One cannot fillet one of the blazing masterpieces of the twentieth century – it is at once a savage anti-Stalinist satire, a love-story, and a rewriting of Matthew’s Gospel, among other things – to a 120-page graphic novel without paying a significant price: Andrzej Klimowski and Danusia Schejbal have been heroic in paying this in order to recast a rather simplified and flattened-out version of the novel in a new form for a new generation of readers. While the contemporary narrative is executed by Klimowski, in pen and ink and watercolour that has the uncluttered, poetic beauty of a black-and-white Bergman film photographed by Sven Nyqvist, the fiction-within-the-fiction sections are done in colour by Schejbal, bold gouache paintings with blue dominating the palette, as if to distill the essence of the Middle East where Christ and Pilate’s story takes place.
But what appears to be a wonderful solution of distinguishing the two strands soon reveals its problems: Klimowski’s art is a quantum leap ahead of Schejbal’s and the effect of moving from his work to hers can be one of shifting attention from Literature to My First Picture Book of the Gospel. The problem is not of wildly diverging talents – Schejbal’s colour sections of Satan’s riotous circus at the Variety Theatre are breathtakingly and allusively stylish, bringing Manet and Toulouse-Lautrec to mind – but inherent in the decision to create a faux-naïve style for the Pilate sections.

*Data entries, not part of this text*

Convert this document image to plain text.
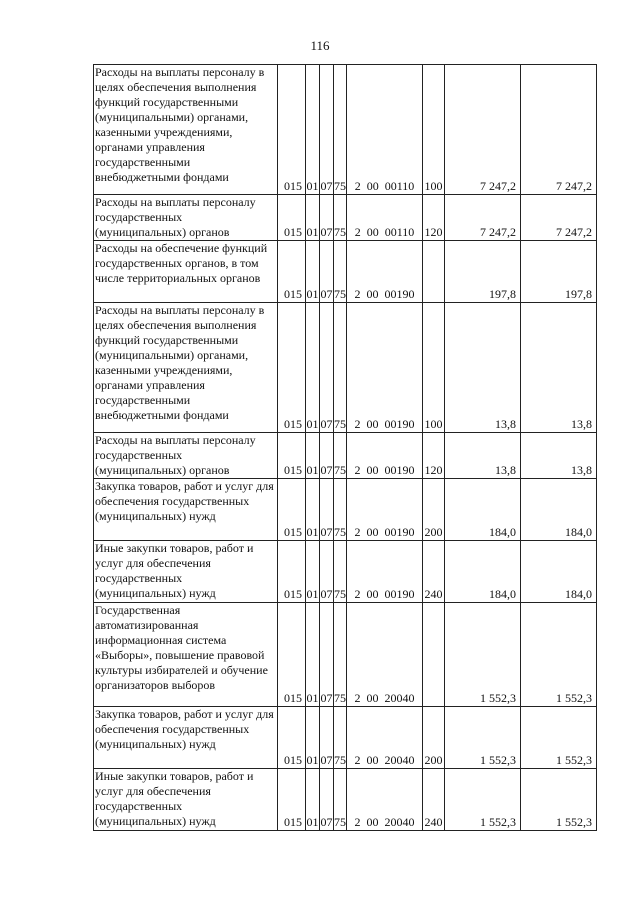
116
Расходы на выплаты персоналу в целях обеспечения выполнения функций государственными (муниципальными) органами, казенными учреждениями, органами управления государственными внебюджетными фондами	015	01	07	75	2  00  00110	100	7 247,2	7 247,2
Расходы на выплаты персоналу государственных (муниципальных) органов	015	01	07	75	2  00  00110	120	7 247,2	7 247,2
Расходы на обеспечение функций государственных органов, в том числе территориальных органов	015	01	07	75	2  00  00190		197,8	197,8
Расходы на выплаты персоналу в целях обеспечения выполнения функций государственными (муниципальными) органами, казенными учреждениями, органами управления государственными внебюджетными фондами	015	01	07	75	2  00  00190	100	13,8	13,8
Расходы на выплаты персоналу государственных (муниципальных) органов	015	01	07	75	2  00  00190	120	13,8	13,8
Закупка товаров, работ и услуг для обеспечения государственных (муниципальных) нужд	015	01	07	75	2  00  00190	200	184,0	184,0
Иные закупки товаров, работ и услуг для обеспечения государственных (муниципальных) нужд	015	01	07	75	2  00  00190	240	184,0	184,0
Государственная автоматизированная информационная система «Выборы», повышение правовой культуры избирателей и обучение организаторов выборов	015	01	07	75	2  00  20040		1 552,3	1 552,3
Закупка товаров, работ и услуг для обеспечения государственных (муниципальных) нужд	015	01	07	75	2  00  20040	200	1 552,3	1 552,3
Иные закупки товаров, работ и услуг для обеспечения государственных (муниципальных) нужд	015	01	07	75	2  00  20040	240	1 552,3	1 552,3
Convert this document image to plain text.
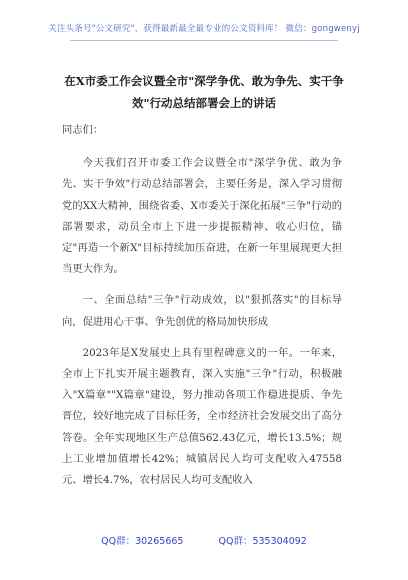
关注头条号"公文研究"，获得最新最全最专业的公文资料库！ 微信：gongwenyj
在X市委工作会议暨全市"深学争优、敢为争先、实干争效"行动总结部署会上的讲话

同志们：

今天我们召开市委工作会议暨全市"深学争优、敢为争先、实干争效"行动总结部署会，主要任务是，深入学习贯彻党的XX大精神，围绕省委、X市委关于深化拓展"三争"行动的部署要求，动员全市上下进一步提振精神、收心归位，锚定"再造一个新X"目标持续加压奋进，在新一年里展现更大担当更大作为。

一、全面总结"三争"行动成效，以"狠抓落实"的目标导向，促进用心干事、争先创优的格局加快形成

2023年是X发展史上具有里程碑意义的一年。一年来，全市上下扎实开展主题教育，深入实施"三争"行动，积极融入"X篇章""X篇章"建设，努力推动各项工作稳进提质、争先晋位，较好地完成了目标任务，全市经济社会发展交出了高分答卷。全年实现地区生产总值562.43亿元，增长13.5%；规上工业增加值增长42%；城镇居民人均可支配收入47558元、增长4.7%，农村居民人均可支配收入

QQ群：30265665	QQ群：535304092
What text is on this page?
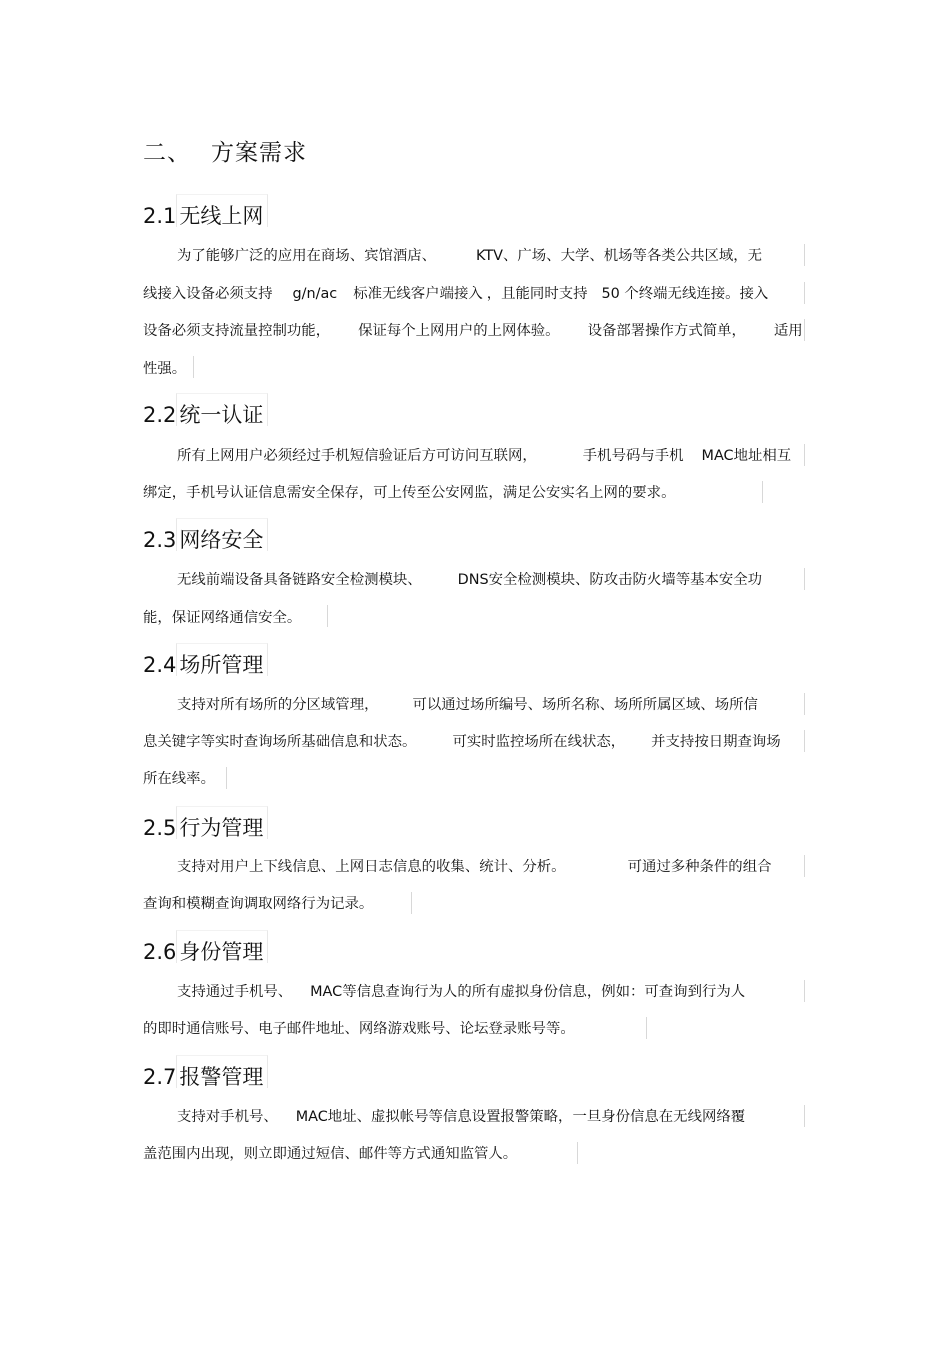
二、 方案需求
2.1 无线上网
为了能够广泛的应用在商场、宾馆酒店、	KTV、广场、大学、机场等各类公共区域，无
线接入设备必须支持 g/n/ac 标准无线客户端接入 ，且能同时支持 50 个终端无线连接。接入
设备必须支持流量控制功能， 保证每个上网用户的上网体验。 设备部署操作方式简单， 适用
性强。
2.2 统一认证
所有上网用户必须经过手机短信验证后方可访问互联网，	手机号码与手机 MAC地址相互
绑定，手机号认证信息需安全保存，可上传至公安网监，满足公安实名上网的要求。
2.3 网络安全
无线前端设备具备链路安全检测模块、	DNS安全检测模块、防攻击防火墙等基本安全功
能，保证网络通信安全。
2.4 场所管理
支持对所有场所的分区域管理， 可以通过场所编号、场所名称、场所所属区域、场所信
息关键字等实时查询场所基础信息和状态。	可实时监控场所在线状态， 并支持按日期查询场
所在线率。
2.5 行为管理
支持对用户上下线信息、上网日志信息的收集、统计、分析。	可通过多种条件的组合
查询和模糊查询调取网络行为记录。
2.6 身份管理
支持通过手机号、 MAC等信息查询行为人的所有虚拟身份信息，例如：可查询到行为人
的即时通信账号、电子邮件地址、网络游戏账号、论坛登录账号等。
2.7 报警管理
支持对手机号、 MAC地址、虚拟帐号等信息设置报警策略，一旦身份信息在无线网络覆
盖范围内出现，则立即通过短信、邮件等方式通知监管人。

Klimowski remains one of the great illustrators of our time and this book takes him to newer territory compared with his earlier, wordless The Secret or The Depository, or the more novelistic Horace Dorlan, for here he seems to be a preternatural master of the graphic novel form in its conventional panels-with-texts-and-images configuration. The Walpurgisnacht sequence before Satan’s ball is drawn with real genius and inspired abandon while his Satan is a creature of fascination with a bilaterally asymmetrical face twisted by a permanent, feral sneer. Depending on which side you’re looking at the face from, it appears either cadaverously attractive or hideously disfigured; the metaphorical heft is made into a visual pun of real panache. Klimowski and Schejbal’s book is a rare work that manages to be both its own thing and a wonderful introduction to Bulgakov’s masterpiece.